Melanoma Becomes Resistant to New Combination Therapy Through Genetic Changes


Researchers discover how cancer resists BRAF+MEK inhibitors.

Researchers discover how cancer resists BRAF+MEK inhibitors.

Melanoma develops resistance to a promising new combination drug therapy through unique genetic changes, the results of a recent study indicate.

In a study published online January 15, 2015 in Cancer Cell, researchers evaluated 43 tumor samples from 15 patients prior to treatment with the BRAF+MEK inhibitor combination therapy and after a relapse caused by the melanoma developing resistance to the drugs.

All of the patients in the study initially experienced tumor shrinkage from the therapy before experiencing a relapse.

Genetic material extracted from each biopsied tumor was extensively analyzed, which offered leads into how melanoma cells grown in the laboratory altered growth circuitry to get around the combination therapy.

The researchers discovered that melanoma cells develop “highly unusual genetic changes” in specific key cancer genes, which alerts investigators to the presence of drug resistant melanoma cells.

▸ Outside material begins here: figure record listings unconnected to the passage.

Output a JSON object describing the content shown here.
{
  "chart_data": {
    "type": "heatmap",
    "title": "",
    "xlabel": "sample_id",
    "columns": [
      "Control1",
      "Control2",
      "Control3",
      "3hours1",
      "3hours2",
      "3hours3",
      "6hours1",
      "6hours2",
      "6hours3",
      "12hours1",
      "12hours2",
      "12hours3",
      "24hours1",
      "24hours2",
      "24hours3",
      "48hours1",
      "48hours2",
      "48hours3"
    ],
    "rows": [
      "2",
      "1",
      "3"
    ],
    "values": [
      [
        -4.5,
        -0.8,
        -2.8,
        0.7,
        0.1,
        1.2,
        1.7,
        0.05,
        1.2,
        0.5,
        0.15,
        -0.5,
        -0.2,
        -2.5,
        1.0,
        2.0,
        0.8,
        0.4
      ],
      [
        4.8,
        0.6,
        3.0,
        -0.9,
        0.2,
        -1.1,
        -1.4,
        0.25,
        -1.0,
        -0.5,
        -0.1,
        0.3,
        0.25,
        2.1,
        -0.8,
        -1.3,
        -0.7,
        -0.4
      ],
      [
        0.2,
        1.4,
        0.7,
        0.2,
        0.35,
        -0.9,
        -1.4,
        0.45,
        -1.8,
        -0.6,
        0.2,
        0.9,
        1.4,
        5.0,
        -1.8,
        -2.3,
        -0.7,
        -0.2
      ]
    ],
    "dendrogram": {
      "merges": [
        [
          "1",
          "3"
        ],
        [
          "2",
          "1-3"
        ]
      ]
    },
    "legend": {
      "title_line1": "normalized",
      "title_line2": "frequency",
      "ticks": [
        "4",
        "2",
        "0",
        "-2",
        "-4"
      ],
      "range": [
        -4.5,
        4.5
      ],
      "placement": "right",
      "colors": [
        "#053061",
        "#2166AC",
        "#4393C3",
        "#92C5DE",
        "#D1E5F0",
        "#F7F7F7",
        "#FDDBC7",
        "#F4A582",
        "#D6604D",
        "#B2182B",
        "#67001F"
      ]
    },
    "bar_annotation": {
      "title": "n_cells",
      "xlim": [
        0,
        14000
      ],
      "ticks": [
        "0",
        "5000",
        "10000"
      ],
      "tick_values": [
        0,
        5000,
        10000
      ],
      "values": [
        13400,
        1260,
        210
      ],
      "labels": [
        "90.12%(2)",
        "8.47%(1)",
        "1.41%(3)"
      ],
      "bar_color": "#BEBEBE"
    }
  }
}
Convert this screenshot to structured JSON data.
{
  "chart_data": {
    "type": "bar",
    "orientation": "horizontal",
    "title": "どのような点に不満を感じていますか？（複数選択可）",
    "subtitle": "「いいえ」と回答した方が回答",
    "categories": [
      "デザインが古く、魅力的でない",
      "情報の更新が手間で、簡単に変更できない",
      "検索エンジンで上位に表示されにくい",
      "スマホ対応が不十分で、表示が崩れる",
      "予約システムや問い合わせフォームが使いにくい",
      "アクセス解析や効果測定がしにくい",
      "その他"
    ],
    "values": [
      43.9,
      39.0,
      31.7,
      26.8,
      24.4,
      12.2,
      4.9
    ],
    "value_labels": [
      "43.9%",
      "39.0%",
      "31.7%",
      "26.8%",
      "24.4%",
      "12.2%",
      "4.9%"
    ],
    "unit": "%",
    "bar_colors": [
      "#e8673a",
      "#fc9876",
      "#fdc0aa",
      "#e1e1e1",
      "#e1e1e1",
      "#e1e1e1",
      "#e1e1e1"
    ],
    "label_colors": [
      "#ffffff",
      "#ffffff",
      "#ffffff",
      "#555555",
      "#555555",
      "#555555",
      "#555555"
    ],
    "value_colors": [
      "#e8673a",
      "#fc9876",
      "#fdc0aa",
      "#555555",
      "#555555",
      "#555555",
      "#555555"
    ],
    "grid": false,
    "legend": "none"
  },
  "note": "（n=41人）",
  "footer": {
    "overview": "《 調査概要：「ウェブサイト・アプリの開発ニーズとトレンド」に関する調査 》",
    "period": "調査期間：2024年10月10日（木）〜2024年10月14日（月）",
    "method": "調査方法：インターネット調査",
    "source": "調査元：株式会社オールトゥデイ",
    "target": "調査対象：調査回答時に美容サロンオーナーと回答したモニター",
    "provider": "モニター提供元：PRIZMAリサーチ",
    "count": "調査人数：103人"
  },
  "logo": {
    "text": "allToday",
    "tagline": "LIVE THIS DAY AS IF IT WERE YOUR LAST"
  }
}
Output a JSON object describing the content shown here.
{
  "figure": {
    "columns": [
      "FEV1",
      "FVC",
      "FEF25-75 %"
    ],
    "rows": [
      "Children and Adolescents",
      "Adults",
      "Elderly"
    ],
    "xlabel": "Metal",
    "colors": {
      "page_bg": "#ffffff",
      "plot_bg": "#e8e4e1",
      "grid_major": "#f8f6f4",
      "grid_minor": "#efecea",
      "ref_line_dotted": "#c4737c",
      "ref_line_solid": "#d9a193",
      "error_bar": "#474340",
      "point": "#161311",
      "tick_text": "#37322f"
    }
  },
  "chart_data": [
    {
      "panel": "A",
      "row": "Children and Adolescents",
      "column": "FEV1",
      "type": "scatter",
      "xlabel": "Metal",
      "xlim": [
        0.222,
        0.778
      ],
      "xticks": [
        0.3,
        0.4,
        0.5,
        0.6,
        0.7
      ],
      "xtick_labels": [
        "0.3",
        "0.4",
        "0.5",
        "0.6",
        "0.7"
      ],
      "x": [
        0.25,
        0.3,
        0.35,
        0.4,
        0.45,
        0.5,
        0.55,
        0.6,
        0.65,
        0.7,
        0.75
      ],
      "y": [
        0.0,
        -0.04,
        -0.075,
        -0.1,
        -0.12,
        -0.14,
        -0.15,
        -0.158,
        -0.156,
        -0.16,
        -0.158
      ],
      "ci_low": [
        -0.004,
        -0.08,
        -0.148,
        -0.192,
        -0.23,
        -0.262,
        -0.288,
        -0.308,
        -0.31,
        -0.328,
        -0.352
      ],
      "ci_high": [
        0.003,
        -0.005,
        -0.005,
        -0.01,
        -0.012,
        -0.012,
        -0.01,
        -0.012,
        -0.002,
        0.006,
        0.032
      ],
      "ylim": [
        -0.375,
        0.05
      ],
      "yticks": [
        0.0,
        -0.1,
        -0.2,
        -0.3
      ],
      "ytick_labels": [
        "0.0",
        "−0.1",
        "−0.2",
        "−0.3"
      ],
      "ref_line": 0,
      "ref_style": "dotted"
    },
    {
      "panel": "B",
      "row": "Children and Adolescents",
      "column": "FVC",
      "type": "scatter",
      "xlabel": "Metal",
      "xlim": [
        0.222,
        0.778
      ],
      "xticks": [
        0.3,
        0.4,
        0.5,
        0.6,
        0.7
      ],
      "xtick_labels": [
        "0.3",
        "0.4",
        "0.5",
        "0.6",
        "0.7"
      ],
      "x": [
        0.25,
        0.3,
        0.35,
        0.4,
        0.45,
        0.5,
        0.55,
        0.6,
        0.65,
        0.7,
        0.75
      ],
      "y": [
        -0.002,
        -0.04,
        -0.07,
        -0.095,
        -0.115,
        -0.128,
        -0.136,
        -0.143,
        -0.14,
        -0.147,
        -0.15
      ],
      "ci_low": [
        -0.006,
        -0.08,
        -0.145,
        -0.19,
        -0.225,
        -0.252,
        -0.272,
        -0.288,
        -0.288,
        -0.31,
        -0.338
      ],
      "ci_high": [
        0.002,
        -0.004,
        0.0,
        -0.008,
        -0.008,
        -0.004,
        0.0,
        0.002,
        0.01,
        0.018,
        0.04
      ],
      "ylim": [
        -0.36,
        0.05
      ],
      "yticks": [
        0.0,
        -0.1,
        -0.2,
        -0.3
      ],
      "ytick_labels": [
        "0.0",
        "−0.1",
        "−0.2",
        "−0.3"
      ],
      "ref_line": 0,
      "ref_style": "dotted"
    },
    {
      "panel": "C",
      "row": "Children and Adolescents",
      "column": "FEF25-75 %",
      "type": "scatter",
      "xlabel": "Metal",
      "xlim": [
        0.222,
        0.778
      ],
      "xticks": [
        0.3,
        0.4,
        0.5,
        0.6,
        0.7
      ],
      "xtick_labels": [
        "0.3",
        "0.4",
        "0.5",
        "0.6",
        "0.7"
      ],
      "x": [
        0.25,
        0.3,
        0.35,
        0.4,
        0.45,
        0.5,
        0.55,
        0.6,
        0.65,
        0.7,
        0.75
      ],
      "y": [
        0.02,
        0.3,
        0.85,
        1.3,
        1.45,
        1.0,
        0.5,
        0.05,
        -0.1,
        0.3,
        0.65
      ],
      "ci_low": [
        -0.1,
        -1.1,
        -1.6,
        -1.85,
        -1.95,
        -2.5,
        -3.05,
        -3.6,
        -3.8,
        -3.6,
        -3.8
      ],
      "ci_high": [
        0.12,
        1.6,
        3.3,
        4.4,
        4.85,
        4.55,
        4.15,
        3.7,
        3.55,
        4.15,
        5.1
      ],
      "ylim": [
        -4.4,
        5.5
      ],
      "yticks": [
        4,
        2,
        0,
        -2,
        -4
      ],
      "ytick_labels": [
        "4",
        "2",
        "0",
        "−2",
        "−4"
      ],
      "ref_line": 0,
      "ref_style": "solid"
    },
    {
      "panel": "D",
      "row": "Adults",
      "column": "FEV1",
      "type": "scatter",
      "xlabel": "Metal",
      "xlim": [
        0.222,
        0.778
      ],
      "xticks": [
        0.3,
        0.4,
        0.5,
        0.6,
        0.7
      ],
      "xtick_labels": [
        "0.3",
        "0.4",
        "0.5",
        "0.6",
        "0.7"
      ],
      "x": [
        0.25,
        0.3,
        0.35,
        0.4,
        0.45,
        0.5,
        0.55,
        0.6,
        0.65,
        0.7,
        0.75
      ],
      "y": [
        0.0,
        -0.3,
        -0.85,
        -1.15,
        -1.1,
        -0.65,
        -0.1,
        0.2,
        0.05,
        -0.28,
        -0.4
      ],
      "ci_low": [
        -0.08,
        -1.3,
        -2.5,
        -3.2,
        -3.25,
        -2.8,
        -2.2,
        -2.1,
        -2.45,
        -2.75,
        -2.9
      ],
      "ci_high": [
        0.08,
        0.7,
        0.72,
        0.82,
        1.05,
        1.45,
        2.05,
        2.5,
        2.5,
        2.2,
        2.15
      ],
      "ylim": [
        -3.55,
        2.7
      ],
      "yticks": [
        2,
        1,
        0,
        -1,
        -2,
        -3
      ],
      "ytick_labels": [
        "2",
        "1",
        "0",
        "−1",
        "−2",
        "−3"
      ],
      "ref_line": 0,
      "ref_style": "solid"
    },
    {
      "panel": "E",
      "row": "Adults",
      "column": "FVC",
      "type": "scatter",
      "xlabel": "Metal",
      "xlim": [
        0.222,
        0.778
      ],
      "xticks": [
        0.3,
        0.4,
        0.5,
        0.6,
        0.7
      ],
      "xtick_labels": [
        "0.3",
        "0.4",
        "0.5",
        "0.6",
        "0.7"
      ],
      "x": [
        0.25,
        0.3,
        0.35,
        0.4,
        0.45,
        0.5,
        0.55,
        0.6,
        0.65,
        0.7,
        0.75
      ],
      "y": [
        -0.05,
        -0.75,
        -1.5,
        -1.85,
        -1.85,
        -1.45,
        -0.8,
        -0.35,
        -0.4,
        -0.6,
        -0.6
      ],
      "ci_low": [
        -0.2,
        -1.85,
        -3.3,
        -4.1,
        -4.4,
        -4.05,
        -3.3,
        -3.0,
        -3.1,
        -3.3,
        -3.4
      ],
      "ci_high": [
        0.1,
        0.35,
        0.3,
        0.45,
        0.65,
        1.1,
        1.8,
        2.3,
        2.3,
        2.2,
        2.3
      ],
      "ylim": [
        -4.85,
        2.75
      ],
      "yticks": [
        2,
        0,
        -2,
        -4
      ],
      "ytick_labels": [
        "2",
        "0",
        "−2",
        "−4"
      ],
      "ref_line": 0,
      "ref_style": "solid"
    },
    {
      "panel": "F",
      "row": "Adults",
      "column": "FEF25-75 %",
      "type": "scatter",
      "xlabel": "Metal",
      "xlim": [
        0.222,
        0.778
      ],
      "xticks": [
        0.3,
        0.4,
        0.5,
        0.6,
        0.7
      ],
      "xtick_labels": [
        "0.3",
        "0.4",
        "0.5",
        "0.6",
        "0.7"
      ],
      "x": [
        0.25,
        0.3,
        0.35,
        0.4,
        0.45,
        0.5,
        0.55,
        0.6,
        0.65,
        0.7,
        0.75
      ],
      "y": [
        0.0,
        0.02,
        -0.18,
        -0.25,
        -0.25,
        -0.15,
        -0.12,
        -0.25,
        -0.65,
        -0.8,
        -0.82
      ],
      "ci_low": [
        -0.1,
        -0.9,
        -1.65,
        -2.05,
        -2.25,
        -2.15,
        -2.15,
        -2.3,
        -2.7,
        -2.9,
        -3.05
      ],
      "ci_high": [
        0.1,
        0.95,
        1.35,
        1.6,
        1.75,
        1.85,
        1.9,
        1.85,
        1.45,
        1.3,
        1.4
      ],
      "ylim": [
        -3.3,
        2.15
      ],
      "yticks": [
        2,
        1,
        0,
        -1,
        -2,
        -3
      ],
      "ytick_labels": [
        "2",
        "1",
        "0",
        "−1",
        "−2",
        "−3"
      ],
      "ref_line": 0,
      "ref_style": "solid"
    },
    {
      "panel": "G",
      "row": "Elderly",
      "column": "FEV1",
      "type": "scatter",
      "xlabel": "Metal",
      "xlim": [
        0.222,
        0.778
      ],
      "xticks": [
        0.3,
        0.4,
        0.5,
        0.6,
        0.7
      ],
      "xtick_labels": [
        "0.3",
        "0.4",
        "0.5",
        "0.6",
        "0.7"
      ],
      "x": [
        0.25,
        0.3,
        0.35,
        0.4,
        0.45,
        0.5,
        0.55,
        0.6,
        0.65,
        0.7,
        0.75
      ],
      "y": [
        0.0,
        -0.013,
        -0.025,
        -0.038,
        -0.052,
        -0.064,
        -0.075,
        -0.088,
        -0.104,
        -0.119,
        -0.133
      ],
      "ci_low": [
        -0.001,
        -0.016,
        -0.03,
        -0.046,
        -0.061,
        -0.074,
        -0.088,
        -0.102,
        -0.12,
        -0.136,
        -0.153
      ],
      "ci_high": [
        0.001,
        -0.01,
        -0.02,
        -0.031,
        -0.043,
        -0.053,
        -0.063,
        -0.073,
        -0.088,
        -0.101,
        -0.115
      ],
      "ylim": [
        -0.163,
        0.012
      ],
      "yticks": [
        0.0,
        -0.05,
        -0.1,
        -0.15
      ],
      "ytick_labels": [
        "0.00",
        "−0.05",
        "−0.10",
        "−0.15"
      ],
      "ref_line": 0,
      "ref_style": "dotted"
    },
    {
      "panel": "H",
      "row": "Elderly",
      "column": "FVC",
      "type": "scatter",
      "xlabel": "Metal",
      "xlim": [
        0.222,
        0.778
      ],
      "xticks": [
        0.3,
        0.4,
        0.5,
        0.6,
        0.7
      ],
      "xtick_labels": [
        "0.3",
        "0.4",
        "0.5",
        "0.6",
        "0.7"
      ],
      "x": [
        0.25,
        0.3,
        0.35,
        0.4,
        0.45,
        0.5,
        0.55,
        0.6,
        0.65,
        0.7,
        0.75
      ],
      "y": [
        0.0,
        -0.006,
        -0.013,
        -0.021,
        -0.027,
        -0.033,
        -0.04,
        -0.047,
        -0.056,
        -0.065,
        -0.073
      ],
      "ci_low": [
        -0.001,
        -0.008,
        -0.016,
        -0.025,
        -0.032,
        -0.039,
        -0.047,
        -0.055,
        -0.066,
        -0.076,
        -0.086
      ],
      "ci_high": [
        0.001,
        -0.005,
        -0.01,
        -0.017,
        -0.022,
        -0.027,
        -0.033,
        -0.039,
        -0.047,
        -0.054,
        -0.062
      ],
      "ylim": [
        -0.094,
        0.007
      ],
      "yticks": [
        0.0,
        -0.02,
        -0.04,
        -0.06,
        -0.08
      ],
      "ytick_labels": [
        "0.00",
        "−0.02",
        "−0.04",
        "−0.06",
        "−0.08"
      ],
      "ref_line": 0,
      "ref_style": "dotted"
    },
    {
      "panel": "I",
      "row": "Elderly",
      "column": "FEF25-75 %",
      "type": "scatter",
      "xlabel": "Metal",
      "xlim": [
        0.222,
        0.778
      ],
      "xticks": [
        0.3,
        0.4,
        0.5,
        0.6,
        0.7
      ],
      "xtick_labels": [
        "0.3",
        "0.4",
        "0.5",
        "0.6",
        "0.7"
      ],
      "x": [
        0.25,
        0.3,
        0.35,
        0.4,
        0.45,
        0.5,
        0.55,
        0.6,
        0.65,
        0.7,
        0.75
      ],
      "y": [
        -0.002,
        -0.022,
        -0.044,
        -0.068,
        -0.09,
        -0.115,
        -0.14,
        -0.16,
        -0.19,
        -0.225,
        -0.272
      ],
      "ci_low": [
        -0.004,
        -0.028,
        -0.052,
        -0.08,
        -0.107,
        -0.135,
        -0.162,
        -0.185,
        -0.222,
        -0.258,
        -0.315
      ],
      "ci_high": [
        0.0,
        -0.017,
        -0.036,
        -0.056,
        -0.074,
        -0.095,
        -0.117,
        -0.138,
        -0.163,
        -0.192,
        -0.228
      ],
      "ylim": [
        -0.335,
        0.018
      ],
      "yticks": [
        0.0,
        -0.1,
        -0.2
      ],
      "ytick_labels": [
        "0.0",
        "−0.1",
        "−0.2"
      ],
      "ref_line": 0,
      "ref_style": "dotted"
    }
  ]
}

The process also provides clues into potential new methods to overcome this resistance.

"We need to find ways to go beyond the BRAF+MEK drug combination, by possibly finding a third drug, or alter how we prescribe the combo of drugs," said study lead Roger Lo, MD, in a press release. "The idea is to eventual suppress melanoma drug resistance even before it arises."

The discovery of the mechanism in which melanoma cells become resistant to therapy may pave the way for future treatments.

"If we understand how a disease fights your therapy, then we can start to design more effective treatment strategies," Dr. Lo said.